Do not mix Your Personal & Business Bank Accounts

Ensure Proper Record Keeping

Draw Reasonable Salary

Avoid Cash Payments

The chances of getting audited by IRS is higher if you do a lot of your business payments in Cash. It goes without saying that if you receive more of your business income/receipts in Cash, the chances of IRS attacks are almost higher. You should always try to use Checks/Cards to support your expenses or receipts and avoid using Cash, except for certain ordinary and necessary petty business expense.

Do not mix Your Personal & Business Bank Accounts

This is one of the most common mistakes made by a large number of small business owners. Keep your business expenses for business purpose and don’t use your personal bank account to pay for them. Having two separate checking accounts for both business and personal purposes is very important. You can have more than one checking account as well for your business purposes, but they should be used only for business purposes and not for personal purposes.
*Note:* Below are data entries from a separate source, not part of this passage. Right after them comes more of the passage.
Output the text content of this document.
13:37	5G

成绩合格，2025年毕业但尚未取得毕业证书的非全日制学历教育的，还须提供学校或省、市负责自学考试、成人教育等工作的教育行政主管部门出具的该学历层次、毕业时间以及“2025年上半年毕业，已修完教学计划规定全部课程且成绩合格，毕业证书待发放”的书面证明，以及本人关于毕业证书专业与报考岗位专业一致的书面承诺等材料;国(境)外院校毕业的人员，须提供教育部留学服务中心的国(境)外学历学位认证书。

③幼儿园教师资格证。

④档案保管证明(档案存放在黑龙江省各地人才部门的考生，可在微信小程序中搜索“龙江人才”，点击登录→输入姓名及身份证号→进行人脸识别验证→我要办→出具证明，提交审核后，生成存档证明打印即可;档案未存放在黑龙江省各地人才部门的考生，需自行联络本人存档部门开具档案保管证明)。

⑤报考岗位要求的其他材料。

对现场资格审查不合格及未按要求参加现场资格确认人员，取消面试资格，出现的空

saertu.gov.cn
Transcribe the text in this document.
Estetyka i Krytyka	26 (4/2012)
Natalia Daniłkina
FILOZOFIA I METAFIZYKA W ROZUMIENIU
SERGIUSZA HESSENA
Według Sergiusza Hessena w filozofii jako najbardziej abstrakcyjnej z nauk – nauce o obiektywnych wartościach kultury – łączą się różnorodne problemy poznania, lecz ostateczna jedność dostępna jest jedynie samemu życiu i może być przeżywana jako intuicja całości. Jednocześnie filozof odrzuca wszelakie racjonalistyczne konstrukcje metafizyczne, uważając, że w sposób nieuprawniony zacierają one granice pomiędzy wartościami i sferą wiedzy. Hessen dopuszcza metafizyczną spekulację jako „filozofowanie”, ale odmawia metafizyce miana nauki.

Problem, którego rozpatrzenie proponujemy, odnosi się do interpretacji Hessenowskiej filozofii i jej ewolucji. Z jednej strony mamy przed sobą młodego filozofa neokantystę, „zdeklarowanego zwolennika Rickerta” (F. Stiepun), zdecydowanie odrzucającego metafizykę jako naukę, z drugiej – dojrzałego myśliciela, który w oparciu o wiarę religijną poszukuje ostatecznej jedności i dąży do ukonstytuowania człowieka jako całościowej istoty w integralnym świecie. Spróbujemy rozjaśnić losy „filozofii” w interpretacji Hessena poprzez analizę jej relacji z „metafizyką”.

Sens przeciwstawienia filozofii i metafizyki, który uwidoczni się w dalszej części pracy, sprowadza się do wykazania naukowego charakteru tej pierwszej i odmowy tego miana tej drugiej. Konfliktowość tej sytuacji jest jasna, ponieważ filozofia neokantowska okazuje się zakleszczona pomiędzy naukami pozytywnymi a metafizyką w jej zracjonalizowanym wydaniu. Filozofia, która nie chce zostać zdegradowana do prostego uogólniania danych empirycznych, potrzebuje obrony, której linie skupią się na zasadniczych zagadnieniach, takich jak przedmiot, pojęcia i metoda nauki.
Ensure Proper Record Keeping

Have a clear track of your incomes and expenses. You can use at least an Excel Spread Sheet to track all your incomes and expenses, if your business is too small to use an accounting software like QuickBooks, Peach Tree, etc. for recording day-to-day incomes and expenses of your business. If you are a medium sized business, it is advisable that you have your accountant do all this work for you while you focus on your business. Having proper records will also save you in times of audits/notices from IRS, when the Tax Authorities would like to vouch the actual expenses claimed on your tax returns.

Draw Reasonable Salary

The IRS requires you to earn reasonable compensation for the type of work that you’re doing. As a guideline, the government suggests choosing an amount similar to what another business would pay someone to do what you do. Owners of Pass-Through Entities have come under increased scrutiny of the IRS over the past several years, as they usually prefer to take withdrawals rather than Salary to avoid paying the associated payroll taxes. One of the largest financial risks to entrepreneurs is penalties and interest for incorrect payroll-tax reporting. Deciding how much to pay yourself, and whether to take the money as a salary or as a draw, requires careful consideration. You may consider taking an Expert Opinion before your plan your Salary withdrawals.